ISU Fashion show update: Fit Nights Completed

Garments that were entered into the 2018 ISU Fashion Show

, Livhanson95

Iowa State designers, models and fashion show members were in full effect this week at the fittings in order to prepare for this year’s 2018 fashion show. The third floor of Lebaron Hall was partially taken over in order to execute this event.

After designing their garments, designers take on the next hurdle to get into fashion show… Fit night. This is the night where they chose the models that they want to wear their garments and then fit their garments to those models.

The first night of fittings was designated strictly for senior collection designers only. Any senior designer in the Apparel, Merchandising and Design major and taking AMD 495. This fit night is fairly easy-going and slowed down because there is only a handful of senior designers and they want to allow the seniors to enjoy their time, as this will be their last fit night at Iowa State. This year, senior fit night took place on Thursday, March 1.

The second night of fitting is for all Iowa State clothing designers from any major, freshman through seniors. This night is a bit more sped up compared to senior fit night. This is because there are many more people that need to fit their designed garments to their chosen models. This fit night took place on Tuesday, March 6.

The fight night process goes as followed: Designers come in with their garments and then walk over to a wall full of pictures of the selected 64 models for this year’s fashion show. With the pictures of the models are their measurements so that designers have the option to choose a model they think would best work with their garment. When they chose a model, one of the directors will go into a room full of the 64 selected models and bring them out for the designer to fit them in another room.

The designers can pick and choose whatever model they would like for each of their garments, but there are some stipulations for designers for this process. One, designers can only enter six garments they created into the fashion show. Two, they can only use a model once. Three, they can only have 20 minutes per garment on fit night to make any pins or do any sewing on models. Four, designers must place their garments into a category, based on what type of clothing they decided to make. Some examples of fashion show categories are athleisure, wearable art, sports-wear, children’s clothing, costume, day dress and formal wear. 

According to Design Director Shae Smith, designers choose models in various ways and for various reasons. Some designers fit to models based strictly on what model will fit best in their garment. Other designs choose which model they what based on what they look like and then alter the garment to that specific model.

The next process happens after the garment is taken home. After their fitting is complete and they have selected their models, they take their entered garments home to make the correct fittings in order to fit their selected model properly. They have all of spring break to complete this. Then on the 20th, they turn their garments into the fashion show and they are stored until the guest judges arrive to select which garments will be in the fashion show.

The fit night process is set up mostly by the fashion show’s design directors, modeling directors, and the producers. This night is carefully planned for months in advance because of all of the things that must correlate for the event to take place.

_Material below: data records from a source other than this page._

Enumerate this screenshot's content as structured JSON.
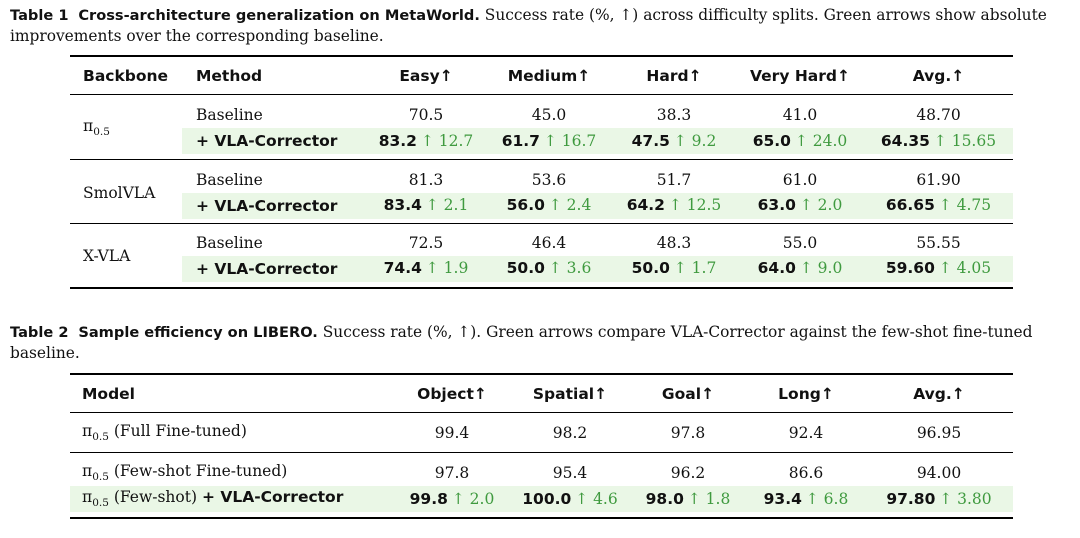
{
  "table1": {
    "label": "Table 1",
    "title": "Cross-architecture generalization on MetaWorld.",
    "caption": "Success rate (%, ↑) across difficulty splits. Green arrows show absolute improvements over the corresponding baseline.",
    "headers": [
      "Backbone",
      "Method",
      "Easy↑",
      "Medium↑",
      "Hard↑",
      "Very Hard↑",
      "Avg.↑"
    ],
    "groups": [
      {
        "backbone_base": "π",
        "backbone_sub": "0.5",
        "baseline_label": "Baseline",
        "baseline": [
          "70.5",
          "45.0",
          "38.3",
          "41.0",
          "48.70"
        ],
        "corrector_label": "+ VLA-Corrector",
        "corrector": [
          "83.2",
          "61.7",
          "47.5",
          "65.0",
          "64.35"
        ],
        "gains": [
          "↑ 12.7",
          "↑ 16.7",
          "↑ 9.2",
          "↑ 24.0",
          "↑ 15.65"
        ]
      },
      {
        "backbone": "SmolVLA",
        "baseline_label": "Baseline",
        "baseline": [
          "81.3",
          "53.6",
          "51.7",
          "61.0",
          "61.90"
        ],
        "corrector_label": "+ VLA-Corrector",
        "corrector": [
          "83.4",
          "56.0",
          "64.2",
          "63.0",
          "66.65"
        ],
        "gains": [
          "↑ 2.1",
          "↑ 2.4",
          "↑ 12.5",
          "↑ 2.0",
          "↑ 4.75"
        ]
      },
      {
        "backbone": "X-VLA",
        "baseline_label": "Baseline",
        "baseline": [
          "72.5",
          "46.4",
          "48.3",
          "55.0",
          "55.55"
        ],
        "corrector_label": "+ VLA-Corrector",
        "corrector": [
          "74.4",
          "50.0",
          "50.0",
          "64.0",
          "59.60"
        ],
        "gains": [
          "↑ 1.9",
          "↑ 3.6",
          "↑ 1.7",
          "↑ 9.0",
          "↑ 4.05"
        ]
      }
    ]
  },
  "table2": {
    "label": "Table 2",
    "title": "Sample efficiency on LIBERO.",
    "caption": "Success rate (%, ↑). Green arrows compare VLA-Corrector against the few-shot fine-tuned baseline.",
    "headers": [
      "Model",
      "Object↑",
      "Spatial↑",
      "Goal↑",
      "Long↑",
      "Avg.↑"
    ],
    "rows": [
      {
        "model_base": "π",
        "model_sub": "0.5",
        "model_rest": "(Full Fine-tuned)",
        "values": [
          "99.4",
          "98.2",
          "97.8",
          "92.4",
          "96.95"
        ]
      },
      {
        "model_base": "π",
        "model_sub": "0.5",
        "model_rest": "(Few-shot Fine-tuned)",
        "values": [
          "97.8",
          "95.4",
          "96.2",
          "86.6",
          "94.00"
        ]
      },
      {
        "model_base": "π",
        "model_sub": "0.5",
        "model_rest": "(Few-shot)",
        "model_suffix": "+ VLA-Corrector",
        "values": [
          "99.8",
          "100.0",
          "98.0",
          "93.4",
          "97.80"
        ],
        "gains": [
          "↑ 2.0",
          "↑ 4.6",
          "↑ 1.8",
          "↑ 6.8",
          "↑ 3.80"
        ]
      }
    ]
  },
  "colors": {
    "highlight_bg": "#eaf7e6",
    "gain_text": "#3f9a3f"
  }
}
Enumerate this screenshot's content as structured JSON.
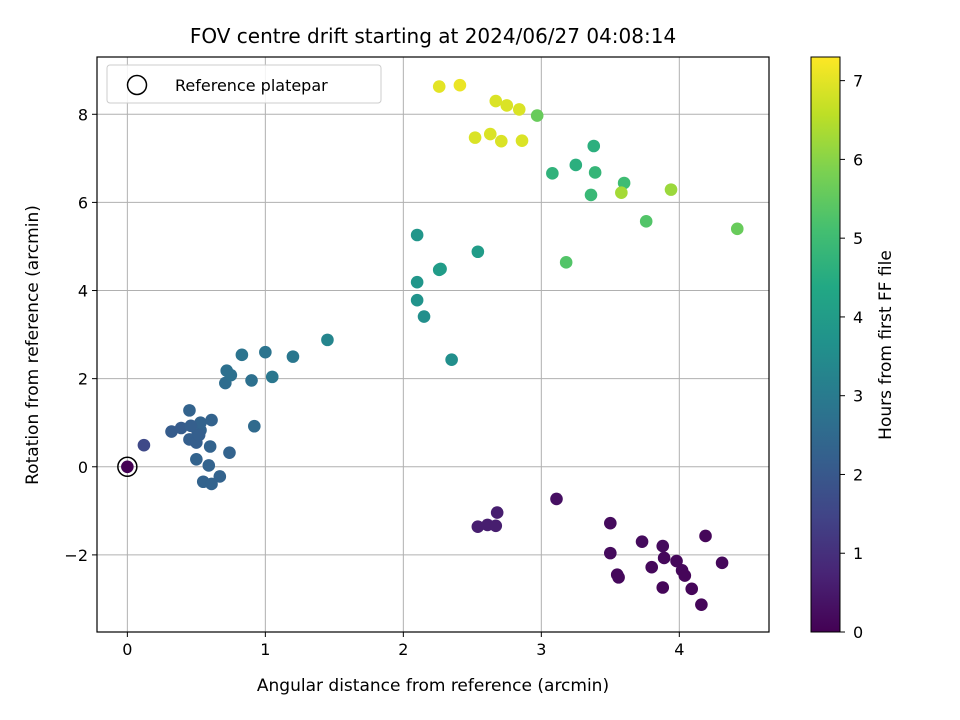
{
  "chart_data": {
    "type": "scatter",
    "title": "FOV centre drift starting at 2024/06/27 04:08:14",
    "xlabel": "Angular distance from reference (arcmin)",
    "ylabel": "Rotation from reference (arcmin)",
    "xlim": [
      -0.22,
      4.65
    ],
    "ylim": [
      -3.75,
      9.3
    ],
    "xticks": [
      0,
      1,
      2,
      3,
      4
    ],
    "yticks": [
      -2,
      0,
      2,
      4,
      6,
      8
    ],
    "grid": true,
    "legend": {
      "placement": "upper-left",
      "entries": [
        "Reference platepar"
      ]
    },
    "colorbar": {
      "label": "Hours from first FF file",
      "range": [
        0,
        7.3
      ],
      "ticks": [
        0,
        1,
        2,
        3,
        4,
        5,
        6,
        7
      ],
      "colormap": "viridis"
    },
    "reference_point": {
      "x": 0,
      "y": 0,
      "label": "Reference platepar"
    },
    "points": [
      {
        "x": 0.0,
        "y": 0.0,
        "c": 0.0
      },
      {
        "x": 3.11,
        "y": -0.73,
        "c": 0.3
      },
      {
        "x": 4.19,
        "y": -1.57,
        "c": 0.1
      },
      {
        "x": 3.5,
        "y": -1.28,
        "c": 0.2
      },
      {
        "x": 3.73,
        "y": -1.7,
        "c": 0.2
      },
      {
        "x": 3.88,
        "y": -1.8,
        "c": 0.2
      },
      {
        "x": 3.5,
        "y": -1.96,
        "c": 0.2
      },
      {
        "x": 3.89,
        "y": -2.07,
        "c": 0.15
      },
      {
        "x": 3.98,
        "y": -2.14,
        "c": 0.15
      },
      {
        "x": 4.31,
        "y": -2.18,
        "c": 0.15
      },
      {
        "x": 3.8,
        "y": -2.28,
        "c": 0.15
      },
      {
        "x": 4.02,
        "y": -2.35,
        "c": 0.15
      },
      {
        "x": 4.04,
        "y": -2.47,
        "c": 0.1
      },
      {
        "x": 3.55,
        "y": -2.45,
        "c": 0.15
      },
      {
        "x": 3.56,
        "y": -2.51,
        "c": 0.15
      },
      {
        "x": 3.88,
        "y": -2.74,
        "c": 0.1
      },
      {
        "x": 4.09,
        "y": -2.77,
        "c": 0.1
      },
      {
        "x": 4.16,
        "y": -3.13,
        "c": 0.1
      },
      {
        "x": 2.68,
        "y": -1.04,
        "c": 0.6
      },
      {
        "x": 2.54,
        "y": -1.36,
        "c": 0.6
      },
      {
        "x": 2.61,
        "y": -1.32,
        "c": 0.6
      },
      {
        "x": 2.67,
        "y": -1.34,
        "c": 0.6
      },
      {
        "x": 0.12,
        "y": 0.49,
        "c": 1.6
      },
      {
        "x": 0.32,
        "y": 0.8,
        "c": 2.1
      },
      {
        "x": 0.39,
        "y": 0.88,
        "c": 2.1
      },
      {
        "x": 0.45,
        "y": 0.62,
        "c": 2.2
      },
      {
        "x": 0.5,
        "y": 0.55,
        "c": 2.2
      },
      {
        "x": 0.51,
        "y": 0.78,
        "c": 2.2
      },
      {
        "x": 0.53,
        "y": 0.83,
        "c": 2.3
      },
      {
        "x": 0.53,
        "y": 1.0,
        "c": 2.3
      },
      {
        "x": 0.45,
        "y": 1.28,
        "c": 2.3
      },
      {
        "x": 0.61,
        "y": 1.06,
        "c": 2.3
      },
      {
        "x": 0.46,
        "y": 0.93,
        "c": 2.2
      },
      {
        "x": 0.52,
        "y": 0.72,
        "c": 2.2
      },
      {
        "x": 0.6,
        "y": 0.46,
        "c": 2.3
      },
      {
        "x": 0.74,
        "y": 0.32,
        "c": 2.3
      },
      {
        "x": 0.5,
        "y": 0.17,
        "c": 2.3
      },
      {
        "x": 0.59,
        "y": 0.03,
        "c": 2.3
      },
      {
        "x": 0.67,
        "y": -0.22,
        "c": 2.3
      },
      {
        "x": 0.55,
        "y": -0.34,
        "c": 2.3
      },
      {
        "x": 0.61,
        "y": -0.39,
        "c": 2.3
      },
      {
        "x": 0.92,
        "y": 0.92,
        "c": 2.5
      },
      {
        "x": 0.71,
        "y": 1.9,
        "c": 2.6
      },
      {
        "x": 0.72,
        "y": 2.18,
        "c": 2.7
      },
      {
        "x": 0.75,
        "y": 2.08,
        "c": 2.7
      },
      {
        "x": 0.9,
        "y": 1.96,
        "c": 2.7
      },
      {
        "x": 0.83,
        "y": 2.54,
        "c": 2.8
      },
      {
        "x": 1.0,
        "y": 2.6,
        "c": 2.8
      },
      {
        "x": 1.05,
        "y": 2.04,
        "c": 2.9
      },
      {
        "x": 1.2,
        "y": 2.5,
        "c": 2.9
      },
      {
        "x": 1.45,
        "y": 2.88,
        "c": 3.3
      },
      {
        "x": 2.35,
        "y": 2.43,
        "c": 3.6
      },
      {
        "x": 2.15,
        "y": 3.41,
        "c": 3.6
      },
      {
        "x": 2.1,
        "y": 3.78,
        "c": 3.7
      },
      {
        "x": 2.1,
        "y": 4.19,
        "c": 3.8
      },
      {
        "x": 2.26,
        "y": 4.47,
        "c": 4.0
      },
      {
        "x": 2.27,
        "y": 4.49,
        "c": 4.0
      },
      {
        "x": 2.1,
        "y": 5.26,
        "c": 3.8
      },
      {
        "x": 2.54,
        "y": 4.88,
        "c": 4.0
      },
      {
        "x": 3.18,
        "y": 4.64,
        "c": 5.3
      },
      {
        "x": 3.08,
        "y": 6.66,
        "c": 4.7
      },
      {
        "x": 3.25,
        "y": 6.85,
        "c": 4.6
      },
      {
        "x": 3.38,
        "y": 7.28,
        "c": 4.6
      },
      {
        "x": 3.39,
        "y": 6.68,
        "c": 4.8
      },
      {
        "x": 3.36,
        "y": 6.17,
        "c": 4.9
      },
      {
        "x": 3.6,
        "y": 6.44,
        "c": 5.0
      },
      {
        "x": 3.76,
        "y": 5.57,
        "c": 5.3
      },
      {
        "x": 3.58,
        "y": 6.22,
        "c": 6.3
      },
      {
        "x": 3.94,
        "y": 6.29,
        "c": 6.2
      },
      {
        "x": 4.42,
        "y": 5.4,
        "c": 5.6
      },
      {
        "x": 2.97,
        "y": 7.97,
        "c": 5.6
      },
      {
        "x": 2.26,
        "y": 8.63,
        "c": 7.0
      },
      {
        "x": 2.41,
        "y": 8.66,
        "c": 7.1
      },
      {
        "x": 2.67,
        "y": 8.3,
        "c": 6.9
      },
      {
        "x": 2.75,
        "y": 8.2,
        "c": 6.9
      },
      {
        "x": 2.84,
        "y": 8.11,
        "c": 6.9
      },
      {
        "x": 2.52,
        "y": 7.47,
        "c": 6.9
      },
      {
        "x": 2.63,
        "y": 7.55,
        "c": 6.9
      },
      {
        "x": 2.71,
        "y": 7.39,
        "c": 6.9
      },
      {
        "x": 2.86,
        "y": 7.4,
        "c": 6.9
      }
    ]
  }
}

The design directors, Grace Rosson, Samantha Shirazi and Shae Smith, make sure that all of the designers know where they’re supposed to be and when, reserve the rooms for the event, secure garment racks and garment bags and make sure that everyone has the same spreadsheets and all of the information is cohesive amongst the directors and committees.

“It takes a lot because this is when we start working with the modeling committee and we’ve been doing a lot of planning. We make sure that we all have the same spreadsheets and that all of that information is cohesive and that we watch information that has to be communicated really effectively otherwise it’s a mess,” Rosson said.

“Of course designer communication is a huge thing because we’ve been talking about this for months and we need to formulate one email so that the designers understand everything because they don’t see our side of it,” Shirazi said.

The modeling directors, Emily Curtiss, Abigail Goeser, and Shane Fye, had to make sure that the models knew when and where to be and let them know what would be required of them on this night. They also had to get the models’ measurements and generate model numbers. But what’s new this year, is that all of the models got their bodies scanned in the DATS (Digital Apparel Textile Studio) Lab. The body scans gather the models body measurements more accurately than the hand-measuring that the directors had to do in the past.

 “We’ve always done hand-measurements and they’re just very inaccurate. Models were measured three weeks ago, so it’s pretty accurate because model measurements used to be taken in November, so they have three months to change. Where now, it’s just a three week time,” Grace Rosson, former modeling director said. 

The only garments that are not fitted by designers on this night are the children’s-wear garments. The fashion show does not provide child models. Any designer that chooses to make children’s clothing must find a child that will fit into the clothing that they made if they want it to be in the show. 

“The designers that have the most trouble are the children’s-wear designers because they have to find those children on their own,” Smith said. “Most children’s-wear designers will have a lot of younger siblings or cousins that they fit.”